Like millions of other college students in America, Kelvin Serem ’17 returned to school this semester.
But Kelvin is sending 85 other students to school as well. They are attending a school he built–physically, philosophically, and (with considerable help) financially–in his home village in Kenya.
Passionate about both education and running, Kelvin is a government & law and international affairs double major and recently topped all other runners at this season’s opening cross country meet.
Kelvin grew up without running water or electricity in the tiny village of Kibargoiyet, Kenya, but his intelligence, work ethic, passion, and good humor were never in short supply. He scored high enough on a required national exam to attend St. Patrick’s, one of the best public schools in Kenya. But, with hardships at home and 6 younger siblings, it was always a financial struggle to remain.
Then, in spring 2011, after a series of mysterious interviews with his school’s administrators, they said they had some good news for him.
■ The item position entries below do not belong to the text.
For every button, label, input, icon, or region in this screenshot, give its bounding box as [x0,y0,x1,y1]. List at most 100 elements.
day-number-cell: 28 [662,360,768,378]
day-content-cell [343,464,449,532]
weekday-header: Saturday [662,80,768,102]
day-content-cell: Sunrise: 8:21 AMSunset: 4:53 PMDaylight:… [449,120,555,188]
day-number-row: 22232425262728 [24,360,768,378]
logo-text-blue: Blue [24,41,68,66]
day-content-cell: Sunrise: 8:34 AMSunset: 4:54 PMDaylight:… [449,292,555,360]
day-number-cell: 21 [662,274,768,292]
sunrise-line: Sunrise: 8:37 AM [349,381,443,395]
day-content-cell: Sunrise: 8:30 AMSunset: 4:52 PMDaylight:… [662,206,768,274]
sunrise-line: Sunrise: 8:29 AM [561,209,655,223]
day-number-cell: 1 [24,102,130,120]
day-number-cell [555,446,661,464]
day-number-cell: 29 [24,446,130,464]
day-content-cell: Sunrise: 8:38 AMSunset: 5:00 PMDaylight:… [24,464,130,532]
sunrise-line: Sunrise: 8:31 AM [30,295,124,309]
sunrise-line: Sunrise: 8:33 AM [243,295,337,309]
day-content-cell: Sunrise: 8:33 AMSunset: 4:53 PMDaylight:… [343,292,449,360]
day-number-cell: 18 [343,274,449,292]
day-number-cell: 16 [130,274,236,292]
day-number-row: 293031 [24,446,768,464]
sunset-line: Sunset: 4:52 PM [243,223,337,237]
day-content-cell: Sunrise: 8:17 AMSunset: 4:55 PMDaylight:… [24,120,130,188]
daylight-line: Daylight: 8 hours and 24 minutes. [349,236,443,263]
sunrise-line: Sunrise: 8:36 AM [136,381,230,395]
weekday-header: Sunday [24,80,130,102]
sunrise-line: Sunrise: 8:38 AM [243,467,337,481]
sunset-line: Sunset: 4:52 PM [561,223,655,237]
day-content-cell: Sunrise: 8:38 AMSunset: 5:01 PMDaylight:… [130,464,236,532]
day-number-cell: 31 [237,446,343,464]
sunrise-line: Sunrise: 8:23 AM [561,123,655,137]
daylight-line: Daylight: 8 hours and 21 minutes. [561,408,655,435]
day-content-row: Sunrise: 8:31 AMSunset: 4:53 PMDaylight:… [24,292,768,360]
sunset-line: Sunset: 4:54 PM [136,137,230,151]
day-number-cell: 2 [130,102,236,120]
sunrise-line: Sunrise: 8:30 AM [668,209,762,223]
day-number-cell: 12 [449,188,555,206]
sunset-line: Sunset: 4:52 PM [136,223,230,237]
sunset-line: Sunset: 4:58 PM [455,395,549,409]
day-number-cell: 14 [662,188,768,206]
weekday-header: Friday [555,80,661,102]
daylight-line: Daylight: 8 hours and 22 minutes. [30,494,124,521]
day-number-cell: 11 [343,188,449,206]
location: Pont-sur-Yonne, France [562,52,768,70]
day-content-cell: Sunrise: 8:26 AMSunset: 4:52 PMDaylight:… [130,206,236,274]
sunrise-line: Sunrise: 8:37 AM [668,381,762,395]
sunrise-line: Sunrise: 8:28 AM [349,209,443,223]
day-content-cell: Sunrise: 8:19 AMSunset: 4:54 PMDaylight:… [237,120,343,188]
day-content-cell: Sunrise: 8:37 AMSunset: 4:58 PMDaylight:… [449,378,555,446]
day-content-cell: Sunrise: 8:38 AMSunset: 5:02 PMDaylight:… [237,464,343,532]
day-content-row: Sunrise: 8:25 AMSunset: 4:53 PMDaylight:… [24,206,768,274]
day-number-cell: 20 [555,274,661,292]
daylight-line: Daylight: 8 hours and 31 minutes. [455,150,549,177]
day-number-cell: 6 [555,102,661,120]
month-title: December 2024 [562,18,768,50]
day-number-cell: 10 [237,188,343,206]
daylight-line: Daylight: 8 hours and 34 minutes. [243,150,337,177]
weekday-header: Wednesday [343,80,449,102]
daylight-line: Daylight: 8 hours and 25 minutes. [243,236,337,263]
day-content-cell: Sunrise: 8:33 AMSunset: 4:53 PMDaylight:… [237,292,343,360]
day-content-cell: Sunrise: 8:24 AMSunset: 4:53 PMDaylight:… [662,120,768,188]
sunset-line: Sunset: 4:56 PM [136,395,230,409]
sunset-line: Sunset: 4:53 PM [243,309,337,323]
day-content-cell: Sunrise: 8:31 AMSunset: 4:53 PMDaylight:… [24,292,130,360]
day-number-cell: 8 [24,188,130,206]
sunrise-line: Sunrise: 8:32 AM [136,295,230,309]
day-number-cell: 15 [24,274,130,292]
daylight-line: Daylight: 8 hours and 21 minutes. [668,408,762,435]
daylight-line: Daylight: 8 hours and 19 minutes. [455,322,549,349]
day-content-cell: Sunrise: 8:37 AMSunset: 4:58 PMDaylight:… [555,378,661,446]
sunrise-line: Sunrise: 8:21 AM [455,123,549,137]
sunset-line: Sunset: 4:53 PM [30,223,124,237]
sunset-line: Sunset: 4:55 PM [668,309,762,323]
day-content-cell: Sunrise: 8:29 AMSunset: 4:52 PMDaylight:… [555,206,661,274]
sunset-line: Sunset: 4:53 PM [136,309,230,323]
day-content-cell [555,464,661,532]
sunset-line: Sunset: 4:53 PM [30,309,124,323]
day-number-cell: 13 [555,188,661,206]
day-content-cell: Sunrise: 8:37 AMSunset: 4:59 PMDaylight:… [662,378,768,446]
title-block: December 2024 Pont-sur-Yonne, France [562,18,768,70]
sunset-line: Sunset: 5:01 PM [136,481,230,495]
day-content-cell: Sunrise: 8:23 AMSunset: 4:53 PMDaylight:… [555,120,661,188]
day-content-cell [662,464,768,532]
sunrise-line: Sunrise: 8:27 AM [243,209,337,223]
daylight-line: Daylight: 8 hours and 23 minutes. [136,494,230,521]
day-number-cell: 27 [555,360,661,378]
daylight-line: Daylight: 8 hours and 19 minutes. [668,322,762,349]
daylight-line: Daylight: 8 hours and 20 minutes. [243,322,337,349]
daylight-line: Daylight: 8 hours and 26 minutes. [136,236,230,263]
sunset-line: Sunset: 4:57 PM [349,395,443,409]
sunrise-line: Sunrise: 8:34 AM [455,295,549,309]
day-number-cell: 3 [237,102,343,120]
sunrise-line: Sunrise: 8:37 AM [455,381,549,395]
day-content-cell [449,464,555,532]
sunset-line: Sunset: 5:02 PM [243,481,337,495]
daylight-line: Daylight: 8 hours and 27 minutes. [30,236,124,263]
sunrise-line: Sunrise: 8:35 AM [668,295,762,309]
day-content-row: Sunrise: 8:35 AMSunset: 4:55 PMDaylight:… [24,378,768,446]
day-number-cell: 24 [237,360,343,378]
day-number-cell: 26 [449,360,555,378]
Blair Academy, a boarding school in N.J., had asked them to select one student for enrollment — one with the character, academic prowess, and determination to succeed — and if he can run, so much the better. Out of 700 boys at St. Patrick’s, he was the chosen one.
“It seemed unreal,” says Kelvin. “My classmates started celebrating but I kept thinking, why me? Why not my classmate who was top of the class? Why not the guy who took nationals in running or even someone who could cover at least part of the cost?”
Kelvin had never been more than a 30-minute drive from his home. He did not have a passport nor the money for a visa. But with generosity from Blair Academy and help from their determined staff, he arrived in America.
As the first person in his village to come to the U.S., he was determined to improve the quality of life for his siblings and other children in the village. Over the past two years, he has raised more than $50,000 for the Blair-Serem School in Kibargoiyet. Two of his younger siblings attend the school.
The school, which will eventually serve grades one through eight, opened in January 2014 and includes five rooms and teachers, a kitchen and a cook who serves breakfast and lunch. Although the cost of attending one academic year is $80, of the 85 students currently enrolled, 24 of them don’t pay a penny thanks to generous donations, including some from the Lafayette community.
“So many people played a role,” Kelvin says. “I would say they are all building this school….I don’t know how to say thank you enough. That’s why I tell my parents that if I die, do me a huge favor and make sure the school changes the lives of the students. That’s the best gift they could ever give me.”